The next important thing is that the world-to-camera matrix is set to identity. This means that the model-to-world matrix functions as a model-to-camera matrix. We are going back to positioning objects in front of the camera, which is what we actually want. The cube is translated down the -Z axis, which positions it directly in front of the camera. It positions the square at the same distance from the camera as the camera would be from the target point.

For the last few tutorials, we have been building up a transformation framework and hierarchy. Model space to world space to camera space to clip space. But the important thing to remember is that this framework is only useful to you if it does what you want. If you need to position an object directly in front of the camera, then simply remove world space from the equation entirely and deal directly with camera space.

We could even turn the depth test back on, and the camera target would interact correctly with the rest of the world.

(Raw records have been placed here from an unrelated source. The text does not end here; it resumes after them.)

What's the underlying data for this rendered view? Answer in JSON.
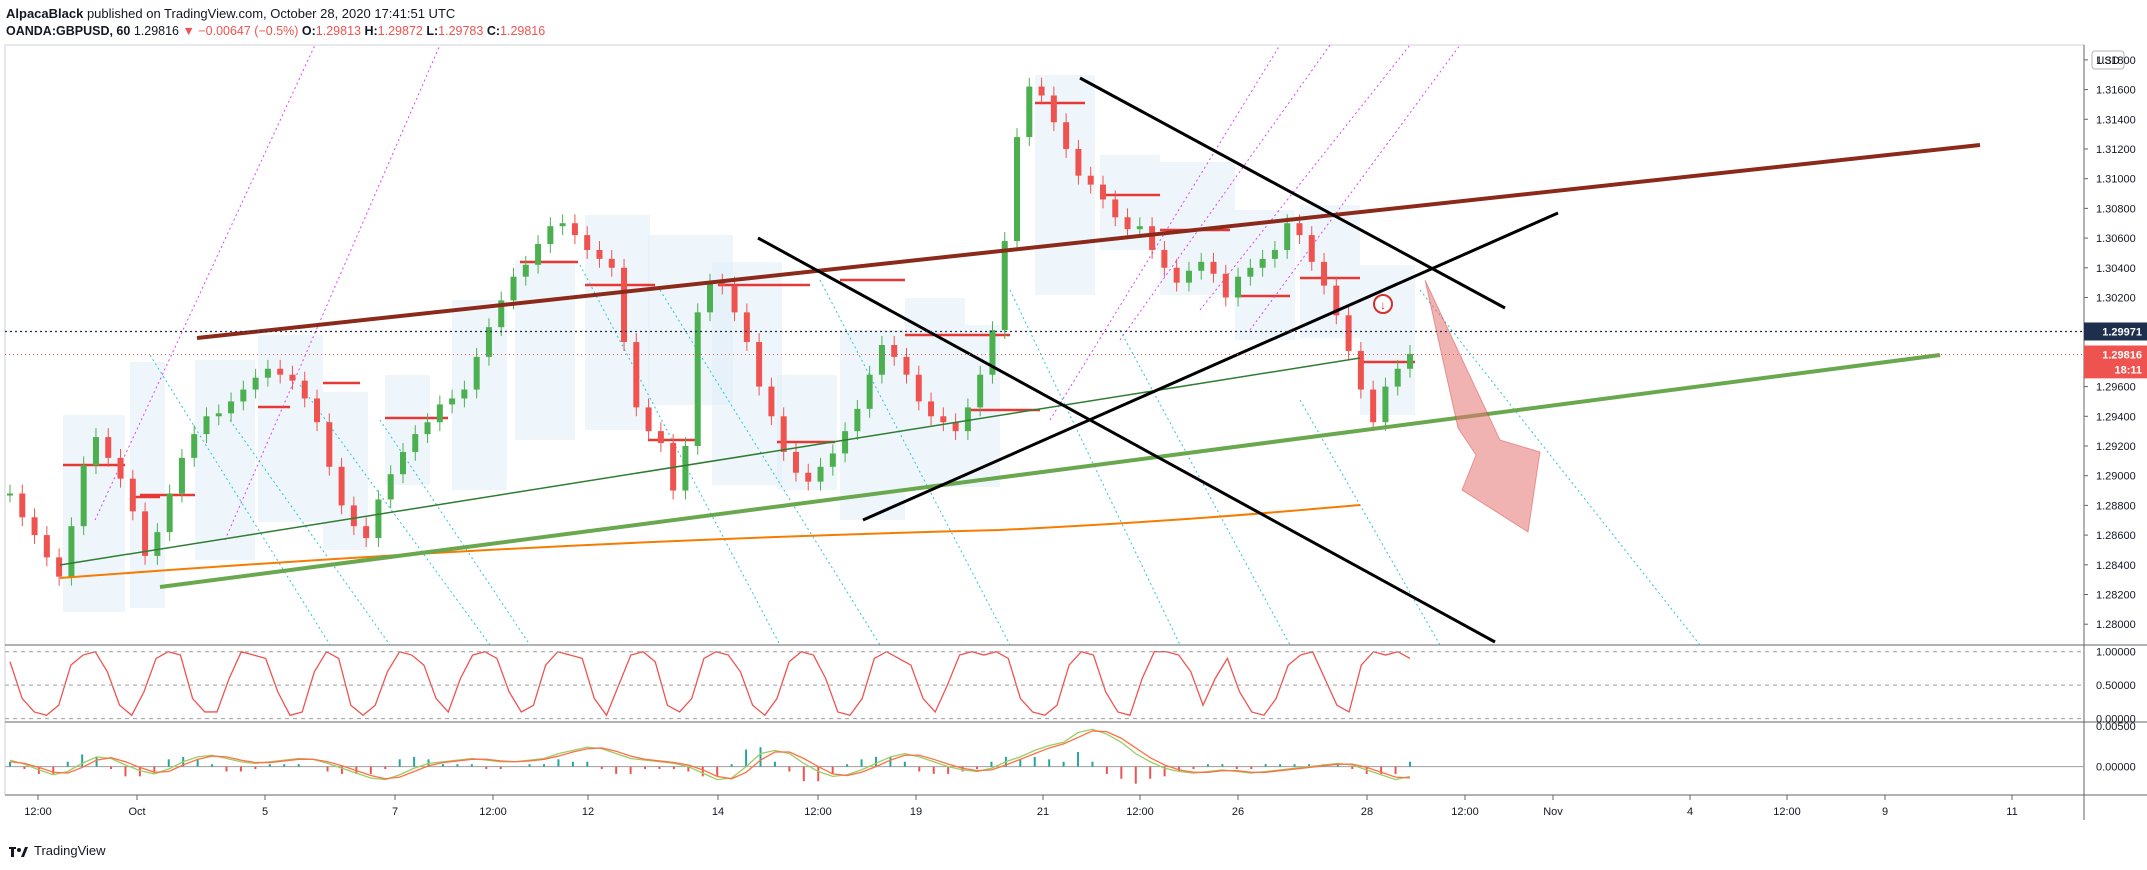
{
  "header": {
    "author": "AlpacaBlack",
    "published": "published on TradingView.com, October 28, 2020 17:41:51 UTC"
  },
  "quote": {
    "symbol": "OANDA:GBPUSD, 60",
    "last": "1.29816",
    "change": "−0.00647 (−0.5%)",
    "o_label": "O:",
    "o": "1.29813",
    "h_label": "H:",
    "h": "1.29872",
    "l_label": "L:",
    "l": "1.29783",
    "c_label": "C:",
    "c": "1.29816"
  },
  "footer": {
    "brand": "TradingView"
  },
  "colors": {
    "bearish": "#ef5350",
    "bullish": "#26a69a",
    "candle_up": "#4caf50",
    "candle_down": "#ef5350",
    "channel_top": "#8b2a1a",
    "channel_bottom": "#6aa84f",
    "ma_green": "#2e7d32",
    "ma_orange": "#f57c00",
    "black_lines": "#000000",
    "arrow": "#e57373",
    "last_price_bg": "#ef5350",
    "marker_bg": "#1e2f4d"
  },
  "chart_data": [
    {
      "type": "line",
      "title": "",
      "currency": "USD",
      "y_ticks": [
        "1.31800",
        "1.31600",
        "1.31400",
        "1.31200",
        "1.31000",
        "1.30800",
        "1.30600",
        "1.30400",
        "1.30200",
        "1.30000",
        "1.29800",
        "1.29600",
        "1.29400",
        "1.29200",
        "1.29000",
        "1.28800",
        "1.28600",
        "1.28400",
        "1.28200",
        "1.28000"
      ],
      "ylim": [
        1.2786,
        1.319
      ],
      "x_ticks": [
        "12:00",
        "Oct",
        "5",
        "7",
        "12:00",
        "12",
        "14",
        "12:00",
        "19",
        "21",
        "12:00",
        "26",
        "28",
        "12:00",
        "Nov",
        "4",
        "12:00",
        "9",
        "11"
      ],
      "price_markers": [
        {
          "label": "1.29971",
          "value": 1.29971
        },
        {
          "label": "1.29816",
          "value": 1.29816
        },
        {
          "label": "18:11",
          "value": 1.29716
        }
      ],
      "series": [
        {
          "values": [
            1.2888,
            1.2872,
            1.286,
            1.2845,
            1.2832,
            1.2866,
            1.2907,
            1.2926,
            1.2912,
            1.2898,
            1.2876,
            1.2846,
            1.2862,
            1.2888,
            1.2912,
            1.2928,
            1.294,
            1.2942,
            1.295,
            1.2958,
            1.2966,
            1.2972,
            1.2968,
            1.2964,
            1.2952,
            1.2936,
            1.2906,
            1.288,
            1.2866,
            1.2858,
            1.2884,
            1.2901,
            1.2916,
            1.2928,
            1.2936,
            1.2948,
            1.2952,
            1.2958,
            1.298,
            1.3,
            1.3018,
            1.3034,
            1.3042,
            1.3056,
            1.3068,
            1.307,
            1.3062,
            1.3052,
            1.3046,
            1.304,
            1.299,
            1.2946,
            1.293,
            1.2922,
            1.289,
            1.292,
            1.301,
            1.303,
            1.3028,
            1.301,
            1.299,
            1.296,
            1.294,
            1.2916,
            1.2902,
            1.2896,
            1.2906,
            1.2915,
            1.293,
            1.2945,
            1.2968,
            1.2988,
            1.298,
            1.2968,
            1.295,
            1.294,
            1.2936,
            1.293,
            1.2946,
            1.2968,
            1.2998,
            1.3058,
            1.3128,
            1.3162,
            1.3156,
            1.3138,
            1.312,
            1.3102,
            1.3096,
            1.3086,
            1.3074,
            1.3066,
            1.3068,
            1.3052,
            1.304,
            1.303,
            1.3038,
            1.3044,
            1.3036,
            1.302,
            1.3034,
            1.304,
            1.3046,
            1.3052,
            1.307,
            1.3062,
            1.3044,
            1.3028,
            1.3008,
            1.2984,
            1.2958,
            1.2936,
            1.296,
            1.2972,
            1.2982
          ]
        }
      ]
    },
    {
      "type": "line",
      "title": "",
      "y_ticks": [
        "1.00000",
        "0.50000",
        "0.00000"
      ],
      "ylim": [
        -0.05,
        1.1
      ],
      "series": [
        {
          "values": [
            0.85,
            0.3,
            0.1,
            0.05,
            0.2,
            0.8,
            0.95,
            1.0,
            0.7,
            0.2,
            0.05,
            0.4,
            0.9,
            1.0,
            0.95,
            0.3,
            0.1,
            0.1,
            0.6,
            1.0,
            0.95,
            0.9,
            0.4,
            0.05,
            0.1,
            0.7,
            1.0,
            0.9,
            0.2,
            0.05,
            0.2,
            0.7,
            1.0,
            0.95,
            0.8,
            0.3,
            0.1,
            0.6,
            0.95,
            1.0,
            0.9,
            0.4,
            0.1,
            0.2,
            0.8,
            1.0,
            0.95,
            0.9,
            0.3,
            0.05,
            0.5,
            0.95,
            1.0,
            0.85,
            0.2,
            0.1,
            0.3,
            0.9,
            1.0,
            0.95,
            0.7,
            0.2,
            0.05,
            0.3,
            0.85,
            1.0,
            0.95,
            0.6,
            0.1,
            0.05,
            0.3,
            0.9,
            1.0,
            0.9,
            0.8,
            0.3,
            0.1,
            0.5,
            0.95,
            1.0,
            0.95,
            1.0,
            0.9,
            0.3,
            0.1,
            0.05,
            0.2,
            0.8,
            1.0,
            0.95,
            0.4,
            0.1,
            0.05,
            0.6,
            1.0,
            1.0,
            0.95,
            0.7,
            0.2,
            0.6,
            0.9,
            0.4,
            0.1,
            0.05,
            0.3,
            0.8,
            0.95,
            1.0,
            0.6,
            0.2,
            0.1,
            0.8,
            1.0,
            0.95,
            1.0,
            0.9
          ]
        }
      ]
    },
    {
      "type": "line",
      "title": "",
      "y_ticks": [
        "0.00500",
        "0.00000"
      ],
      "ylim": [
        -0.0035,
        0.0055
      ],
      "series": [
        {
          "values": [
            0.0008,
            0.0003,
            -0.0004,
            -0.001,
            -0.0006,
            0.0004,
            0.0012,
            0.001,
            0.0002,
            -0.0005,
            -0.0009,
            -0.0003,
            0.0006,
            0.0012,
            0.0014,
            0.001,
            0.0006,
            0.0004,
            0.0006,
            0.0008,
            0.001,
            0.0009,
            0.0004,
            -0.0002,
            -0.0008,
            -0.0014,
            -0.0016,
            -0.001,
            -0.0002,
            0.0004,
            0.0006,
            0.0008,
            0.001,
            0.0008,
            0.0006,
            0.0006,
            0.0008,
            0.001,
            0.0016,
            0.002,
            0.0024,
            0.0022,
            0.0016,
            0.001,
            0.0008,
            0.0006,
            0.0004,
            0.0,
            -0.0008,
            -0.0016,
            -0.0014,
            0.0,
            0.0016,
            0.002,
            0.0016,
            0.0004,
            -0.0006,
            -0.0012,
            -0.001,
            -0.0004,
            0.0004,
            0.0012,
            0.0016,
            0.0012,
            0.0006,
            0.0,
            -0.0004,
            -0.0006,
            -0.0002,
            0.0006,
            0.0012,
            0.002,
            0.0026,
            0.003,
            0.0042,
            0.0046,
            0.004,
            0.003,
            0.0016,
            0.0006,
            -0.0002,
            -0.0006,
            -0.0008,
            -0.0006,
            -0.0004,
            -0.0006,
            -0.0008,
            -0.0006,
            -0.0004,
            -0.0002,
            0.0,
            0.0002,
            0.0004,
            0.0002,
            -0.0004,
            -0.001,
            -0.0016,
            -0.0012
          ]
        },
        {
          "values": [
            0.0006,
            0.0004,
            -0.0001,
            -0.0007,
            -0.0008,
            -0.0001,
            0.0008,
            0.0011,
            0.0006,
            -0.0001,
            -0.0007,
            -0.0006,
            0.0002,
            0.0009,
            0.0013,
            0.0012,
            0.0008,
            0.0005,
            0.0005,
            0.0007,
            0.0009,
            0.0009,
            0.0006,
            0.0001,
            -0.0005,
            -0.0011,
            -0.0015,
            -0.0013,
            -0.0006,
            0.0001,
            0.0005,
            0.0007,
            0.0009,
            0.0009,
            0.0007,
            0.0006,
            0.0007,
            0.0009,
            0.0013,
            0.0018,
            0.0022,
            0.0023,
            0.0019,
            0.0013,
            0.0009,
            0.0007,
            0.0005,
            0.0002,
            -0.0004,
            -0.0012,
            -0.0015,
            -0.0007,
            0.0008,
            0.0018,
            0.0018,
            0.001,
            0.0,
            -0.0009,
            -0.0011,
            -0.0007,
            0.0,
            0.0008,
            0.0014,
            0.0014,
            0.0009,
            0.0003,
            -0.0002,
            -0.0005,
            -0.0004,
            0.0002,
            0.0009,
            0.0016,
            0.0023,
            0.0028,
            0.0036,
            0.0044,
            0.0043,
            0.0035,
            0.0023,
            0.0011,
            0.0002,
            -0.0004,
            -0.0007,
            -0.0007,
            -0.0005,
            -0.0005,
            -0.0007,
            -0.0007,
            -0.0005,
            -0.0003,
            -0.0001,
            0.0001,
            0.0003,
            0.0003,
            -0.0001,
            -0.0007,
            -0.0013,
            -0.0014
          ]
        }
      ]
    }
  ]
}
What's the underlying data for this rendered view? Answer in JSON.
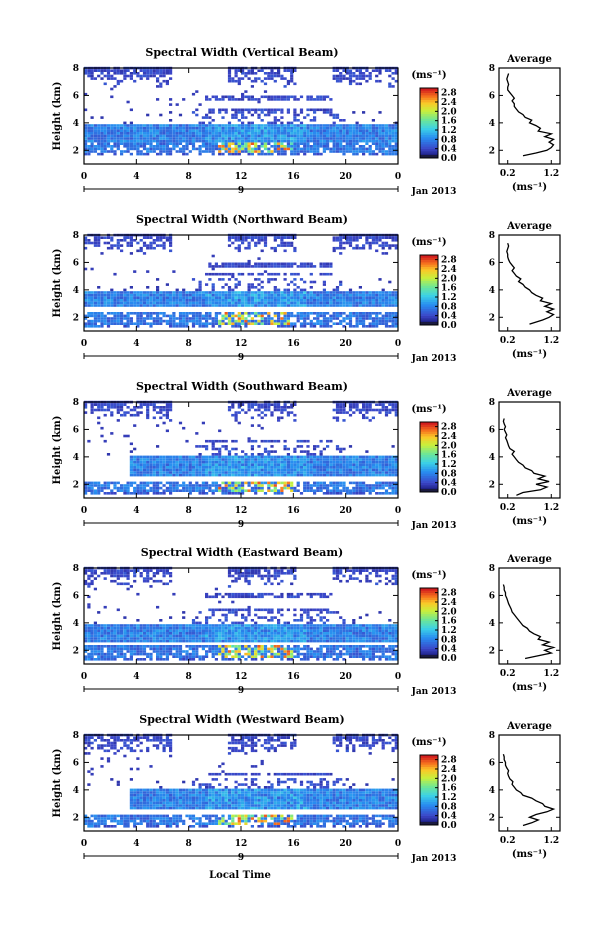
{
  "figure": {
    "xlabel_bottom": "Local Time",
    "date_label": "Jan 2013",
    "day_label": "9",
    "ylabel": "Height (km)",
    "colorbar_unit": "(ms⁻¹)",
    "profile_title": "Average",
    "profile_xlabel": "(ms⁻¹)"
  },
  "chart_data": [
    {
      "type": "heatmap",
      "title": "Spectral Width (Vertical Beam)",
      "xlabel": "",
      "ylabel": "Height (km)",
      "x_ticks": [
        "0",
        "4",
        "8",
        "12",
        "16",
        "20",
        "0"
      ],
      "xlim": [
        0,
        24
      ],
      "y_ticks": [
        "2",
        "4",
        "6",
        "8"
      ],
      "ylim": [
        1,
        8
      ],
      "colorbar": {
        "ticks": [
          "0.0",
          "0.4",
          "0.8",
          "1.2",
          "1.6",
          "2.0",
          "2.4",
          "2.8"
        ],
        "range": [
          0,
          3.0
        ],
        "unit": "(ms⁻¹)"
      },
      "layers": {
        "main_bottom": 2.6,
        "main_top": 3.9,
        "lower_bottom": 1.6,
        "lower_top": 2.6,
        "main_start": 0,
        "upper_bands": [
          4.5,
          4.9,
          5.8
        ]
      },
      "profile": {
        "title": "Average",
        "xlabel": "(ms⁻¹)",
        "x_ticks": [
          "0.2",
          "1.2"
        ],
        "xlim": [
          0.0,
          1.4
        ],
        "ylim": [
          1,
          8
        ],
        "y_ticks": [
          "2",
          "4",
          "6",
          "8"
        ],
        "x": [
          0.55,
          0.85,
          1.1,
          1.2,
          1.25,
          1.15,
          1.25,
          1.05,
          1.2,
          0.9,
          0.95,
          0.85,
          0.7,
          0.75,
          0.6,
          0.55,
          0.45,
          0.4,
          0.35,
          0.35,
          0.3,
          0.35,
          0.3,
          0.25,
          0.2,
          0.2,
          0.22,
          0.2,
          0.18,
          0.2,
          0.22
        ],
        "y": [
          1.6,
          1.8,
          2.0,
          2.2,
          2.4,
          2.6,
          2.8,
          3.0,
          3.2,
          3.4,
          3.6,
          3.8,
          4.0,
          4.2,
          4.4,
          4.6,
          4.8,
          5.0,
          5.2,
          5.4,
          5.6,
          5.8,
          6.0,
          6.2,
          6.4,
          6.6,
          6.8,
          7.0,
          7.2,
          7.4,
          7.6
        ]
      }
    },
    {
      "type": "heatmap",
      "title": "Spectral Width (Northward Beam)",
      "xlabel": "",
      "ylabel": "Height (km)",
      "x_ticks": [
        "0",
        "4",
        "8",
        "12",
        "16",
        "20",
        "0"
      ],
      "xlim": [
        0,
        24
      ],
      "y_ticks": [
        "2",
        "4",
        "6",
        "8"
      ],
      "ylim": [
        1,
        8
      ],
      "colorbar": {
        "ticks": [
          "0.0",
          "0.4",
          "0.8",
          "1.2",
          "1.6",
          "2.0",
          "2.4",
          "2.8"
        ],
        "range": [
          0,
          3.0
        ],
        "unit": "(ms⁻¹)"
      },
      "layers": {
        "main_bottom": 2.7,
        "main_top": 3.9,
        "lower_bottom": 1.2,
        "lower_top": 2.4,
        "main_start": 0,
        "upper_bands": [
          4.6,
          5.2,
          5.8
        ]
      },
      "profile": {
        "title": "Average",
        "xlabel": "(ms⁻¹)",
        "x_ticks": [
          "0.2",
          "1.2"
        ],
        "xlim": [
          0.0,
          1.4
        ],
        "ylim": [
          1,
          8
        ],
        "y_ticks": [
          "2",
          "4",
          "6",
          "8"
        ],
        "x": [
          0.7,
          1.0,
          1.15,
          1.25,
          1.1,
          1.25,
          1.05,
          1.2,
          0.95,
          1.0,
          0.85,
          0.75,
          0.7,
          0.6,
          0.55,
          0.45,
          0.5,
          0.4,
          0.35,
          0.3,
          0.35,
          0.3,
          0.25,
          0.22,
          0.2,
          0.2,
          0.18,
          0.2,
          0.22,
          0.2
        ],
        "y": [
          1.5,
          1.8,
          2.0,
          2.2,
          2.4,
          2.6,
          2.8,
          3.0,
          3.2,
          3.4,
          3.6,
          3.8,
          4.0,
          4.2,
          4.4,
          4.6,
          4.8,
          5.0,
          5.2,
          5.4,
          5.6,
          5.8,
          6.0,
          6.2,
          6.4,
          6.6,
          6.8,
          7.0,
          7.2,
          7.4
        ]
      }
    },
    {
      "type": "heatmap",
      "title": "Spectral Width (Southward Beam)",
      "xlabel": "",
      "ylabel": "Height (km)",
      "x_ticks": [
        "0",
        "4",
        "8",
        "12",
        "16",
        "20",
        "0"
      ],
      "xlim": [
        0,
        24
      ],
      "y_ticks": [
        "2",
        "4",
        "6",
        "8"
      ],
      "ylim": [
        1,
        8
      ],
      "colorbar": {
        "ticks": [
          "0.0",
          "0.4",
          "0.8",
          "1.2",
          "1.6",
          "2.0",
          "2.4",
          "2.8"
        ],
        "range": [
          0,
          3.0
        ],
        "unit": "(ms⁻¹)"
      },
      "layers": {
        "main_bottom": 2.6,
        "main_top": 4.0,
        "lower_bottom": 1.2,
        "lower_top": 2.2,
        "main_start": 3.3,
        "upper_bands": [
          4.5,
          5.1
        ]
      },
      "profile": {
        "title": "Average",
        "xlabel": "(ms⁻¹)",
        "x_ticks": [
          "0.2",
          "1.2"
        ],
        "xlim": [
          0.0,
          1.4
        ],
        "ylim": [
          1,
          8
        ],
        "y_ticks": [
          "2",
          "4",
          "6",
          "8"
        ],
        "x": [
          0.4,
          0.55,
          0.95,
          1.1,
          0.85,
          1.15,
          0.9,
          1.05,
          0.8,
          0.75,
          0.6,
          0.55,
          0.45,
          0.4,
          0.35,
          0.3,
          0.35,
          0.25,
          0.22,
          0.2,
          0.18,
          0.15,
          0.18,
          0.15,
          0.12,
          0.15,
          0.12,
          0.1,
          0.12
        ],
        "y": [
          1.2,
          1.4,
          1.6,
          1.8,
          2.0,
          2.2,
          2.4,
          2.6,
          2.8,
          3.0,
          3.2,
          3.4,
          3.6,
          3.8,
          4.0,
          4.2,
          4.4,
          4.6,
          4.8,
          5.0,
          5.2,
          5.4,
          5.6,
          5.8,
          6.0,
          6.2,
          6.4,
          6.6,
          6.8
        ]
      }
    },
    {
      "type": "heatmap",
      "title": "Spectral Width (Eastward Beam)",
      "xlabel": "",
      "ylabel": "Height (km)",
      "x_ticks": [
        "0",
        "4",
        "8",
        "12",
        "16",
        "20",
        "0"
      ],
      "xlim": [
        0,
        24
      ],
      "y_ticks": [
        "2",
        "4",
        "6",
        "8"
      ],
      "ylim": [
        1,
        8
      ],
      "colorbar": {
        "ticks": [
          "0.0",
          "0.4",
          "0.8",
          "1.2",
          "1.6",
          "2.0",
          "2.4",
          "2.8"
        ],
        "range": [
          0,
          3.0
        ],
        "unit": "(ms⁻¹)"
      },
      "layers": {
        "main_bottom": 2.6,
        "main_top": 3.9,
        "lower_bottom": 1.2,
        "lower_top": 2.4,
        "main_start": 0,
        "upper_bands": [
          4.5,
          5.0,
          6.0
        ]
      },
      "profile": {
        "title": "Average",
        "xlabel": "(ms⁻¹)",
        "x_ticks": [
          "0.2",
          "1.2"
        ],
        "xlim": [
          0.0,
          1.4
        ],
        "ylim": [
          1,
          8
        ],
        "y_ticks": [
          "2",
          "4",
          "6",
          "8"
        ],
        "x": [
          0.6,
          0.9,
          1.2,
          1.05,
          1.25,
          1.0,
          1.15,
          0.9,
          0.95,
          0.8,
          0.7,
          0.65,
          0.55,
          0.5,
          0.45,
          0.4,
          0.35,
          0.3,
          0.28,
          0.25,
          0.22,
          0.2,
          0.18,
          0.15,
          0.15,
          0.12,
          0.12,
          0.1
        ],
        "y": [
          1.4,
          1.6,
          1.8,
          2.0,
          2.2,
          2.4,
          2.6,
          2.8,
          3.0,
          3.2,
          3.4,
          3.6,
          3.8,
          4.0,
          4.2,
          4.4,
          4.6,
          4.8,
          5.0,
          5.2,
          5.4,
          5.6,
          5.8,
          6.0,
          6.2,
          6.4,
          6.6,
          6.8
        ]
      }
    },
    {
      "type": "heatmap",
      "title": "Spectral Width (Westward Beam)",
      "xlabel": "Local Time",
      "ylabel": "Height (km)",
      "x_ticks": [
        "0",
        "4",
        "8",
        "12",
        "16",
        "20",
        "0"
      ],
      "xlim": [
        0,
        24
      ],
      "y_ticks": [
        "2",
        "4",
        "6",
        "8"
      ],
      "ylim": [
        1,
        8
      ],
      "colorbar": {
        "ticks": [
          "0.0",
          "0.4",
          "0.8",
          "1.2",
          "1.6",
          "2.0",
          "2.4",
          "2.8"
        ],
        "range": [
          0,
          3.0
        ],
        "unit": "(ms⁻¹)"
      },
      "layers": {
        "main_bottom": 2.6,
        "main_top": 4.0,
        "lower_bottom": 1.2,
        "lower_top": 2.2,
        "main_start": 3.3,
        "upper_bands": [
          4.6,
          5.2
        ]
      },
      "profile": {
        "title": "Average",
        "xlabel": "(ms⁻¹)",
        "x_ticks": [
          "0.2",
          "1.2"
        ],
        "xlim": [
          0.0,
          1.4
        ],
        "ylim": [
          1,
          8
        ],
        "y_ticks": [
          "2",
          "4",
          "6",
          "8"
        ],
        "x": [
          0.55,
          0.75,
          0.9,
          0.7,
          0.85,
          1.1,
          1.25,
          1.05,
          1.0,
          0.85,
          0.75,
          0.55,
          0.5,
          0.4,
          0.35,
          0.3,
          0.32,
          0.25,
          0.22,
          0.2,
          0.22,
          0.18,
          0.15,
          0.15,
          0.12,
          0.12,
          0.1
        ],
        "y": [
          1.4,
          1.6,
          1.8,
          2.0,
          2.2,
          2.4,
          2.6,
          2.8,
          3.0,
          3.2,
          3.4,
          3.6,
          3.8,
          4.0,
          4.2,
          4.4,
          4.6,
          4.8,
          5.0,
          5.2,
          5.4,
          5.6,
          5.8,
          6.0,
          6.2,
          6.4,
          6.6
        ]
      }
    }
  ]
}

It is a part of the world, even though it seems like it goes through a different transform pipe.

Indeed, you could render part of a scene with one perspective matrix and part with another. This is a common technique for first-person shooter games. The main world is rendered with one perspective, and the part of the first-person character that is visible is rendered with another matrix.

Do not get so caught up in the way things ought to be done that you forget what you could have done if you broke free of the framework. Never hold so tightly to one way of doing something that it prevents you from seeing how to do something you need to much easier. For example, we could have applied the reverse of the camera matrix to the model-to-world matrix. Or we could just get rid of that matrix altogether and make everything work very easily and simply.



[4] This technique, using constructors and destructors to do this kind of scope-bounded work, is called Resource Acquisition Is Initialization (RAII). It is a common C++ resource management technique. You can find more information about it online. If you are unfamiliar with it, I suggest you become familiar with it.